BEAUTÉ MONSTRUEUSE. C’est évidemment lorsqu’on regarde le disque UHD qui, lui, tourne à 60 images par seconde et offre un étalonnage HDR (deux capacités propres au support) que Gemini Man devient le blockbuster furieux et expérimental conceptualisé par Ang Lee. Les couleurs, la profondeur de champ, la définition : tout est inouï, rutilant, parfois même épuisant. Cette sur-lisibilité de l’image, où tout renvoie à un enregistrement inconcevable du réel, fout presque les chocottes, surtout lorsqu’on la condense sur la diagonale d’un simple écran télé – et qu’on s’autorise les arrêts sur image ou les retours en arrière. Débarrassé de sa 3D, même si la sensation de jaillissement est palpable, ce Gemini Man UHD devient un objet d’une beauté monstrueuse, indicible, qu’on ne peut plus lâcher des yeux, qu’on ne peut plus sortir de sa tête. C’est une fascination qui relève de la pulsion scopique probablement, mais pas seulement.
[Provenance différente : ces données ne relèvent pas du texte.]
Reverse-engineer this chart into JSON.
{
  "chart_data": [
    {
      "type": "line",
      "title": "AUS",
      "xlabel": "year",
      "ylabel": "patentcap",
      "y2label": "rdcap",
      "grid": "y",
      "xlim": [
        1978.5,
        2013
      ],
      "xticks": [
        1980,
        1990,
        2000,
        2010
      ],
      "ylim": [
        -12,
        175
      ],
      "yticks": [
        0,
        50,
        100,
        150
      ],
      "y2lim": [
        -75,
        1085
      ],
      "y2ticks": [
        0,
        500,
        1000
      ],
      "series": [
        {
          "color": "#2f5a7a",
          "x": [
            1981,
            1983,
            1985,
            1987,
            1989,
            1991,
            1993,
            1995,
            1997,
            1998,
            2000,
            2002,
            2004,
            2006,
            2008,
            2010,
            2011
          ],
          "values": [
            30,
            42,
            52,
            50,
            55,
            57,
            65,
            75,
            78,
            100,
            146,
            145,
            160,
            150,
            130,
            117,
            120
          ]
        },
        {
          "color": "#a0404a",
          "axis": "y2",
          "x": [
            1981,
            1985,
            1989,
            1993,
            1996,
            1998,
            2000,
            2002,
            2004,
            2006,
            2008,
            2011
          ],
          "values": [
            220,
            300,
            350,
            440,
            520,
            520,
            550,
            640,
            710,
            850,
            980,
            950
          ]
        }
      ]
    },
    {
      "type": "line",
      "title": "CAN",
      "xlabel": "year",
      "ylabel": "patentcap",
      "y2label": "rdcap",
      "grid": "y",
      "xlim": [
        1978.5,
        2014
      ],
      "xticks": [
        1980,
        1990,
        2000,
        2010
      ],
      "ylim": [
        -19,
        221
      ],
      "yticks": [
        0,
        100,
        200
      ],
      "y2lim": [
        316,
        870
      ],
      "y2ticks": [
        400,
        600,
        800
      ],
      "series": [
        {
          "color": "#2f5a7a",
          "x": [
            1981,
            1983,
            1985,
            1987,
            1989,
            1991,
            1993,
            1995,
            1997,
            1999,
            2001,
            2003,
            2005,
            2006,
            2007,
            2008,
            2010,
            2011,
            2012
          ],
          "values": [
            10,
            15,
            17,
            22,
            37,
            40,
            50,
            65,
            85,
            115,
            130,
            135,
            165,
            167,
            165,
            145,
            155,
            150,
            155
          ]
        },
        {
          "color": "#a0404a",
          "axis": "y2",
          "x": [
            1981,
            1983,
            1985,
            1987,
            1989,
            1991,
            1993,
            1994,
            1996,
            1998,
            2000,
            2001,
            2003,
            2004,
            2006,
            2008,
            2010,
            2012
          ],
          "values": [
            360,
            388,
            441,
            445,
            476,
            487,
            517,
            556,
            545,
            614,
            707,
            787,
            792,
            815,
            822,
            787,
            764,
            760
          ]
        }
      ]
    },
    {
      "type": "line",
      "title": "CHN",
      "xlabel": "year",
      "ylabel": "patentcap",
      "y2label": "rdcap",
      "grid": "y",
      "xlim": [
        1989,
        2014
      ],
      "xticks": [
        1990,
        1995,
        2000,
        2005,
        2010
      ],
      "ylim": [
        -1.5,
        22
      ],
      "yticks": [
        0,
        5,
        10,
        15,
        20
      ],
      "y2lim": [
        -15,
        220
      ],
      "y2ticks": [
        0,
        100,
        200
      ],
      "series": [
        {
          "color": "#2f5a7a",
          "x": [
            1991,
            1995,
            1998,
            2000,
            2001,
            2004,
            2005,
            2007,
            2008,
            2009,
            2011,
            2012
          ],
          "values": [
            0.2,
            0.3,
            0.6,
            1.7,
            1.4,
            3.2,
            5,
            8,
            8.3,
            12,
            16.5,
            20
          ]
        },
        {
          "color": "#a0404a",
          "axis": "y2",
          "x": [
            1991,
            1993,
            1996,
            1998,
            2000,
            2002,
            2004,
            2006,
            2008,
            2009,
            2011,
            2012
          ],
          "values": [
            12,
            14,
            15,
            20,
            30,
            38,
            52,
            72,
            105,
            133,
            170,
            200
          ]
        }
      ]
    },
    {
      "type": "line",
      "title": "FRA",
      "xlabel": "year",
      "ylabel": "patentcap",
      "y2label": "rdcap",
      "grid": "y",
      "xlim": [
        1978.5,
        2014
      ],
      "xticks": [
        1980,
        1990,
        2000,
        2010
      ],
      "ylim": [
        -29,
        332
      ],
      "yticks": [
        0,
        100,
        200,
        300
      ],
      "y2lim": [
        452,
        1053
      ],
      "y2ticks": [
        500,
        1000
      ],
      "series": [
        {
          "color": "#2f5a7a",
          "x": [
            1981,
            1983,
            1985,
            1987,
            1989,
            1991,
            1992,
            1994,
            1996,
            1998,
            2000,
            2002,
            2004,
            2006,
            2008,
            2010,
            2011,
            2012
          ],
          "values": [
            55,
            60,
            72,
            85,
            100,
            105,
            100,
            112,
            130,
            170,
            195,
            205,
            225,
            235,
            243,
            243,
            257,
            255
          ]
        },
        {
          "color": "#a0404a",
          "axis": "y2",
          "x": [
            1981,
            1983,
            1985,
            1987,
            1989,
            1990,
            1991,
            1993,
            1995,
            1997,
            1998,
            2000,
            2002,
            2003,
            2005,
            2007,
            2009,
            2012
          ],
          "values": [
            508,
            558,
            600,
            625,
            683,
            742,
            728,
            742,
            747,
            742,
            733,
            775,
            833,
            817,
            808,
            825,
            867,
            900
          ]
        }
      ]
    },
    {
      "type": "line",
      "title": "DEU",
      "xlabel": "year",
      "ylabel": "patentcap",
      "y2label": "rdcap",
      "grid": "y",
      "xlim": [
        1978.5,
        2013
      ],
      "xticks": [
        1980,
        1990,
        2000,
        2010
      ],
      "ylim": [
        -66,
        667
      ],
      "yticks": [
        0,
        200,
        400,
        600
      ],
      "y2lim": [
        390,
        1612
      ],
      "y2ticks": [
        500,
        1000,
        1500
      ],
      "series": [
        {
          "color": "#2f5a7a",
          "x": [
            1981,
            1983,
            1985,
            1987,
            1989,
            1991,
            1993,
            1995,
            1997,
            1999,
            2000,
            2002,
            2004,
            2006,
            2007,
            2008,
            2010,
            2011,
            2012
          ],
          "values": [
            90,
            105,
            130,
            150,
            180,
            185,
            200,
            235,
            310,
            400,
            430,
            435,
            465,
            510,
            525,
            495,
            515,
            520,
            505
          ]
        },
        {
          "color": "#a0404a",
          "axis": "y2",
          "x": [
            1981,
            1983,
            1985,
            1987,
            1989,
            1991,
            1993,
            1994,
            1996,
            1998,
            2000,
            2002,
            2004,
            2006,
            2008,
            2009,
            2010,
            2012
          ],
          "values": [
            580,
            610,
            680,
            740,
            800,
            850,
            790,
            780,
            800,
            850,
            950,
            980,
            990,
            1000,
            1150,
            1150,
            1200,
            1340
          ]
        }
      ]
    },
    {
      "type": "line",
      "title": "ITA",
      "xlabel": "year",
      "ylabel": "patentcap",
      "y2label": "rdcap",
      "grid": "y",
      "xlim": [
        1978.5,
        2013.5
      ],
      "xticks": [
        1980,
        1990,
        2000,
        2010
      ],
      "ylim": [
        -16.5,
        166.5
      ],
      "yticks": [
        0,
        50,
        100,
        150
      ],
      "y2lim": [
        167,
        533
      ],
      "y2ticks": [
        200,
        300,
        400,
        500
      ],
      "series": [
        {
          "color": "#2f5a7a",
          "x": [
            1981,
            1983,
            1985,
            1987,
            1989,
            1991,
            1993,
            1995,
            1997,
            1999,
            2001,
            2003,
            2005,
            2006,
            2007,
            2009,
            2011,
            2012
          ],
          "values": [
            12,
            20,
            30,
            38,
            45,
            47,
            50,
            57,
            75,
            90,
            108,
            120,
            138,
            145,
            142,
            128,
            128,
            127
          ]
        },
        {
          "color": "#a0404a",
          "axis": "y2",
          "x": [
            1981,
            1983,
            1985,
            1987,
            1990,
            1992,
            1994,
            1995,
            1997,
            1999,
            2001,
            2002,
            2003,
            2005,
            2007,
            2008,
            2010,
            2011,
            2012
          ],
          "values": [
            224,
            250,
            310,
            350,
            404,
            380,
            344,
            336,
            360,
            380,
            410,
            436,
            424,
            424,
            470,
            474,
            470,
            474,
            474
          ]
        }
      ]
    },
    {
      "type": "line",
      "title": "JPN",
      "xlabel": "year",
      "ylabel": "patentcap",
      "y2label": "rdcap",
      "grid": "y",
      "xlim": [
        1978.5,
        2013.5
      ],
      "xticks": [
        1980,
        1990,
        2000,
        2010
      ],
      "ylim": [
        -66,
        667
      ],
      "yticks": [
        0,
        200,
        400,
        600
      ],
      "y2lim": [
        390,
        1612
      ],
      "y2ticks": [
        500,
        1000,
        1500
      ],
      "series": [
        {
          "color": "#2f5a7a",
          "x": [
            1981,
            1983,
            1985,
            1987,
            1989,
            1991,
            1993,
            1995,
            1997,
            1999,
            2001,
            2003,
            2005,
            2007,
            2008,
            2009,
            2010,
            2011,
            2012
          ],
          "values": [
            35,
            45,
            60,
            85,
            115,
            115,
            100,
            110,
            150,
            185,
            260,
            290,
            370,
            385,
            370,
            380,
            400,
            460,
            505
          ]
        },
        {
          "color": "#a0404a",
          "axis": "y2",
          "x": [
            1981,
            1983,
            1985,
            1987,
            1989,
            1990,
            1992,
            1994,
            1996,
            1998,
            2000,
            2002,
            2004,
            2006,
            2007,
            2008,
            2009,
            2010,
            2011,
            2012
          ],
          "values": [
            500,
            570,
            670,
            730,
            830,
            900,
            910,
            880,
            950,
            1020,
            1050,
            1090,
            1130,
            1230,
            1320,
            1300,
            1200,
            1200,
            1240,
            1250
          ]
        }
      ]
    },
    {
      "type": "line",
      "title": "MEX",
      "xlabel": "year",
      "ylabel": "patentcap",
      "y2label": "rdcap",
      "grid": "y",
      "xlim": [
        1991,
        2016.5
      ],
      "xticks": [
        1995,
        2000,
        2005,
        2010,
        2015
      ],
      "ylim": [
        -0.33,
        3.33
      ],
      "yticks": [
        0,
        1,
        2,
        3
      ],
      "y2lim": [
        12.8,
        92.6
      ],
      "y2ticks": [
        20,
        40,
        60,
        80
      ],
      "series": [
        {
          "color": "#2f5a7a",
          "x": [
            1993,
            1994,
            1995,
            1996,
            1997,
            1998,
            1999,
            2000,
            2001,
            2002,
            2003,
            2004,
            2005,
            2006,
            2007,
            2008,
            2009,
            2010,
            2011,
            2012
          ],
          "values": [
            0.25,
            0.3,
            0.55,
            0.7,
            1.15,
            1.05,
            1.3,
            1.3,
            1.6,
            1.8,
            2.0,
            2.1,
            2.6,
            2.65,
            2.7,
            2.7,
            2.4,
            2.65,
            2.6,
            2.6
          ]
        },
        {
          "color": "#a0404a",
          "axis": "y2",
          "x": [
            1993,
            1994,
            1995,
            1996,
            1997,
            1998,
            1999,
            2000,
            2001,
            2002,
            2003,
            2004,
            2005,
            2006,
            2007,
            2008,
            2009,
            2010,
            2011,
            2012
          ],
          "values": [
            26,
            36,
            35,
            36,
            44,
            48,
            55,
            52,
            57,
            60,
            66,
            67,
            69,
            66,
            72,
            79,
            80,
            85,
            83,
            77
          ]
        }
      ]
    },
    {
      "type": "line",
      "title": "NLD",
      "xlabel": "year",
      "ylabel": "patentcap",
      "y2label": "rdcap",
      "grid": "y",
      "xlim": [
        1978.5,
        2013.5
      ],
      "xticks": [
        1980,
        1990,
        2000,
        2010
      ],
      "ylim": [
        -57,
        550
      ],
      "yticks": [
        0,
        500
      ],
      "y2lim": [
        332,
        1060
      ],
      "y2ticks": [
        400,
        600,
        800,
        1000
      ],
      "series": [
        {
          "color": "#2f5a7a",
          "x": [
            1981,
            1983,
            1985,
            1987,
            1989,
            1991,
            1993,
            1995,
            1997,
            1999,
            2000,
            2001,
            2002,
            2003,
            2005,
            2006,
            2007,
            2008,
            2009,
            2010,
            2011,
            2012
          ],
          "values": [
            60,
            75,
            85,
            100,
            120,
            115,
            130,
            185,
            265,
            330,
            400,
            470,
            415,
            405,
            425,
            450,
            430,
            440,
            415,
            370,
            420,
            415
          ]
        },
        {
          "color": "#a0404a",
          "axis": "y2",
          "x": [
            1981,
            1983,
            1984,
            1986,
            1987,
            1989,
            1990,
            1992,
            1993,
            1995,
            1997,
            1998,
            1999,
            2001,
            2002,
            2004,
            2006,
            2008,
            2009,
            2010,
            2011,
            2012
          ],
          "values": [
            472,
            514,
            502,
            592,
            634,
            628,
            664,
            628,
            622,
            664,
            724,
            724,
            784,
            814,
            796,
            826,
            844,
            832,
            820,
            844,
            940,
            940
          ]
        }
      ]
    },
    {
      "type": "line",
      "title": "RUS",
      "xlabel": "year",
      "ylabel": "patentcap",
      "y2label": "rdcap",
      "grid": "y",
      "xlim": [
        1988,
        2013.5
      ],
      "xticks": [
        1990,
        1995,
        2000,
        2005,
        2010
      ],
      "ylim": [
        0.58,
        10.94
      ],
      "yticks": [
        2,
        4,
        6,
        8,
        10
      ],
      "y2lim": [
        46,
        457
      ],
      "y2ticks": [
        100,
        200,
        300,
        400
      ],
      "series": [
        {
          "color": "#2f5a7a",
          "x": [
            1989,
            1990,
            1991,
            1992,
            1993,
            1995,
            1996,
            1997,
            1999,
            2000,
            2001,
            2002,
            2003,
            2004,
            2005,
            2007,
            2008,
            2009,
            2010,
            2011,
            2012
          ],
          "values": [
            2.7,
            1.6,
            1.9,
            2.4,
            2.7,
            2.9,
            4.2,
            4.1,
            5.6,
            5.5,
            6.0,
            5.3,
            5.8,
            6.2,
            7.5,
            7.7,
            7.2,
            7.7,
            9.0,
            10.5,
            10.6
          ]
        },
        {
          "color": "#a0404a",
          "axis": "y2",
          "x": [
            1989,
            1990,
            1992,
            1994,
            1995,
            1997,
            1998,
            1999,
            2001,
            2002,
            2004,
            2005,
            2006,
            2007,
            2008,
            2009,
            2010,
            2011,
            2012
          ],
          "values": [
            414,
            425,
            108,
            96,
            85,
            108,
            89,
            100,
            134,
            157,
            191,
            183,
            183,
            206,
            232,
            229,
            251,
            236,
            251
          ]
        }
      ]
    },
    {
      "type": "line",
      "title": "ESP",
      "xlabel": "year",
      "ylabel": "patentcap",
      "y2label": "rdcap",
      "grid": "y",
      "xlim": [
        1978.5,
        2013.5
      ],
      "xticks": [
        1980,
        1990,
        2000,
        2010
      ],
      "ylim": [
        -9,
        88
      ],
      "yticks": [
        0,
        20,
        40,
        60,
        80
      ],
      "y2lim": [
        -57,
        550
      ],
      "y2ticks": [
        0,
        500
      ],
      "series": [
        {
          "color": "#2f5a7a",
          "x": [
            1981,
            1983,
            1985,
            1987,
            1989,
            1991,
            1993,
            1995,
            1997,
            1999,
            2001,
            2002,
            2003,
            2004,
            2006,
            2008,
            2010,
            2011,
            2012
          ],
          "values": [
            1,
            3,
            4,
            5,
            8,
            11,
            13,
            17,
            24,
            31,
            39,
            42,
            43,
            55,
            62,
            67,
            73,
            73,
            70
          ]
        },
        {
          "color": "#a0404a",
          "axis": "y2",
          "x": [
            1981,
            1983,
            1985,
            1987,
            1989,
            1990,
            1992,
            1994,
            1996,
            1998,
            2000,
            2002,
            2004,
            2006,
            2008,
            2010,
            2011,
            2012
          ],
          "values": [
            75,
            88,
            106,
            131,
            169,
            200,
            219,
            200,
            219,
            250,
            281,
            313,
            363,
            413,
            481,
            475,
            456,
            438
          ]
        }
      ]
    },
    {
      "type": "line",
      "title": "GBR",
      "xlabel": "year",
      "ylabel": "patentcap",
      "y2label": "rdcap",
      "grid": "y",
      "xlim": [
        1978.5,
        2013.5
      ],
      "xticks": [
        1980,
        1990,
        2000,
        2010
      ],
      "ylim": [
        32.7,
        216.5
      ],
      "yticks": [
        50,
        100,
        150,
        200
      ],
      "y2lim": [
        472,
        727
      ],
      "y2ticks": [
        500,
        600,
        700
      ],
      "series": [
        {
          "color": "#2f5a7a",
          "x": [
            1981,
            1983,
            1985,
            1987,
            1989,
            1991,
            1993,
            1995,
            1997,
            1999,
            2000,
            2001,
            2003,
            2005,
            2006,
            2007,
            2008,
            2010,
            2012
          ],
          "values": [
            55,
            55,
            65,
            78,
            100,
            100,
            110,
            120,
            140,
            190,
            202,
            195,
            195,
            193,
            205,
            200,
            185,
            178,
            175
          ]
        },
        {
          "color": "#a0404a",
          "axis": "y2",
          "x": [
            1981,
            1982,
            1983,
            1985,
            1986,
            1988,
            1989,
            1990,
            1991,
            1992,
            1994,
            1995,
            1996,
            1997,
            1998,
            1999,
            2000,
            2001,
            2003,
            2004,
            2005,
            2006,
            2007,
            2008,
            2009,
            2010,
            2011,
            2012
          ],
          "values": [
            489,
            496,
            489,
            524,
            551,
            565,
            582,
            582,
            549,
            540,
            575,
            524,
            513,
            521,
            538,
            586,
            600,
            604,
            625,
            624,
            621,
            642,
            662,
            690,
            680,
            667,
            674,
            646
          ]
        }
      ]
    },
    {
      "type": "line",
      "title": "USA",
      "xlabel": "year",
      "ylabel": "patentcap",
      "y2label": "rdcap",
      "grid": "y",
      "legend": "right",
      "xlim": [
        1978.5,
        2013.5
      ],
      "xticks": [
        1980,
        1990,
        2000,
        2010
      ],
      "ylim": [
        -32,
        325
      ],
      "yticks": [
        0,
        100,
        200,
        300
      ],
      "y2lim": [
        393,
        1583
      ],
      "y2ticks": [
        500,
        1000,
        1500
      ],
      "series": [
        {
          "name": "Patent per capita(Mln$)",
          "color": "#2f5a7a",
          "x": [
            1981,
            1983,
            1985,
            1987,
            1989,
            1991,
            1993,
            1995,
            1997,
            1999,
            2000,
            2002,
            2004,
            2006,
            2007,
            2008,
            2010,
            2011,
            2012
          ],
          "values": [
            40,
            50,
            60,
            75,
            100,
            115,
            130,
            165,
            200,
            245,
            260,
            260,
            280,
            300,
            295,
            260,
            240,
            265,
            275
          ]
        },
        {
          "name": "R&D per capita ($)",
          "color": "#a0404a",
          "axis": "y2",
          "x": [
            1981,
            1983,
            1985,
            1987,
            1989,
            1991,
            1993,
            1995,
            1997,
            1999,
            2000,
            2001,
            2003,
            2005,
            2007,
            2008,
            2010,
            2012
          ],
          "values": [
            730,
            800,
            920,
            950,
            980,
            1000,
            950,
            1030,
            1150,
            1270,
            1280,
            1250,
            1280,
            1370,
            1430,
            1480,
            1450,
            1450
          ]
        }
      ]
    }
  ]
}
Se niche là l’impression qu’un tout nouvel horizon de divertissement, qui dialoguerait à la fois avec le cinéma et la réalité virtuelle, est en train d’apparaître à la maison. Le Blu-ray Ultra HD en serait à la fois le catalyseur et l’écrin idéal. Il ne reste plus qu’à attendre que les films suivent. Mais désormais, les présentations sont faites.